如何使用这个用 Numpy 构建的集合字典来提高性能？

Question

Let's say we have 10 millions of socks, and each of them has color sockcolor[i] and is stored in drawer[i] . I'd like to count how many different colors there are in each of the 20 drawers.

To do this, I used a dictionary containing sets (sets use a hashtable under the hood which is handy to count unique elements).

The following code works, but it's quite slow (~10 seconds for 10 millions of socks).
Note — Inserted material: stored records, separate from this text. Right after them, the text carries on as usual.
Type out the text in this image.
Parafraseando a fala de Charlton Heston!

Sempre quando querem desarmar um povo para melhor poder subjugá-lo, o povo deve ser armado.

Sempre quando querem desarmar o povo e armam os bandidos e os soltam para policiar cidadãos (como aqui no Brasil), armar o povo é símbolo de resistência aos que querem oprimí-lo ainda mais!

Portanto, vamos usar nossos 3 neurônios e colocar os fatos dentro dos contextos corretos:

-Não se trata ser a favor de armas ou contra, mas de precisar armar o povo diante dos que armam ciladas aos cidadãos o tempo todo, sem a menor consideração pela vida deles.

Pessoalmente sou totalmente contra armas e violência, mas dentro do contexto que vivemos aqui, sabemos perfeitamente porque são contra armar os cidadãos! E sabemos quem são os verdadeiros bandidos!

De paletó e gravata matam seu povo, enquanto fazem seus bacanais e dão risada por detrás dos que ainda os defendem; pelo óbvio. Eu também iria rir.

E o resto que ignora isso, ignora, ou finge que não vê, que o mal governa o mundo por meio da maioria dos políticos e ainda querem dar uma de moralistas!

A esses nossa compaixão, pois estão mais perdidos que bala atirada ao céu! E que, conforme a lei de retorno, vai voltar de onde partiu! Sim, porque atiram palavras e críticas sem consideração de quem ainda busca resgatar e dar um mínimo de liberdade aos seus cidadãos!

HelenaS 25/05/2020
How could we use Numpy techniques (vectorization?) or avoid the for loop to speed up this computation?

import numpy as np
N = 10*1000*1000
drawer = np.random.randint(0, 20, N)            # 20 drawers
sockcolor = np.random.randint(0, 100*1000, N)   # 100k different colors
d = {}

for i, k in enumerate(drawer):
    if k not in d:  # can be simplified with collections.defaultdict but no gain here
        d[k] = set()
    d[k].add(sockcolor[i])

for k, s in d.items():
    print(k, len(s))

Output:

16 99323
7 99330
0 99339
17 99364
14 99272
12 99303
11 99334
6 99362
19 99287
10 99282
4 99280
18 99325
3 99316
15 99303
5 99280
13 99357
2 99328
9 99290
1 99293
8 99293

Answer 1

You basically already have a mapping from drawers to sockcolors, but they are randomised and you want to organise them by drawer number.
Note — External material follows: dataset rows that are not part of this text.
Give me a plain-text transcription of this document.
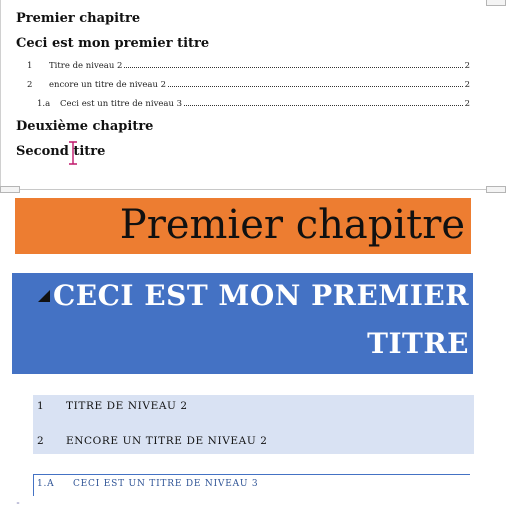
Premier chapitre
Ceci est mon premier titre
1	Titre de niveau 2	2
2	encore un titre de niveau 2	2
1.a	Ceci est un titre de niveau 3	2
Deuxième chapitre
Second titre
Premier chapitre
CECI EST MON PREMIER
TITRE
1 TITRE DE NIVEAU 2
2 ENCORE UN TITRE DE NIVEAU 2
1.A CECI EST UN TITRE DE NIVEAU 3
¨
The easiest thing to do is to first sort them by drawer numbers:

drawer_sort = np.argsort(drawer)
drawer = drawer[drawer_sort]
sockcolor = sockcolor[drawer_sort]

Now that they are sorted, there is no need to look for drawer number duplicates, you just have to find the indices at which the drawer numbers change, to form ranges, which are these:

changes, = np.where(drawer[1:]-drawer[:-1])
starts = np.concatenate([[0], changes+1])
ends = np.concatenate([changes, [len(drawer)]])

Now you can create your dictionary:

result = {drawer[start]: sockcolor[start:end] for start, end in zip(starts, ends)}

This way, the only itaration done in Python is the last line, which will be really fast if there are a small number of distinct drawer values (in your case not more than 20).

The result can still have duplicate sockcolor values, but that is easily solved in numpy:

result = {drawer: np.unique(sockcolors) for drawer, sockcolors in result.items()}

Answer 2

Your slowness comes from failing to use the built-in features of your sequences. Iterate through the individual socks only once. Instead, assign the sock colors (not indices of individual socks) to the drawers. Then make a set from each drawer's contents: one wholesale operation, rather than an incremental set.add , which is relatively slow for your purposes.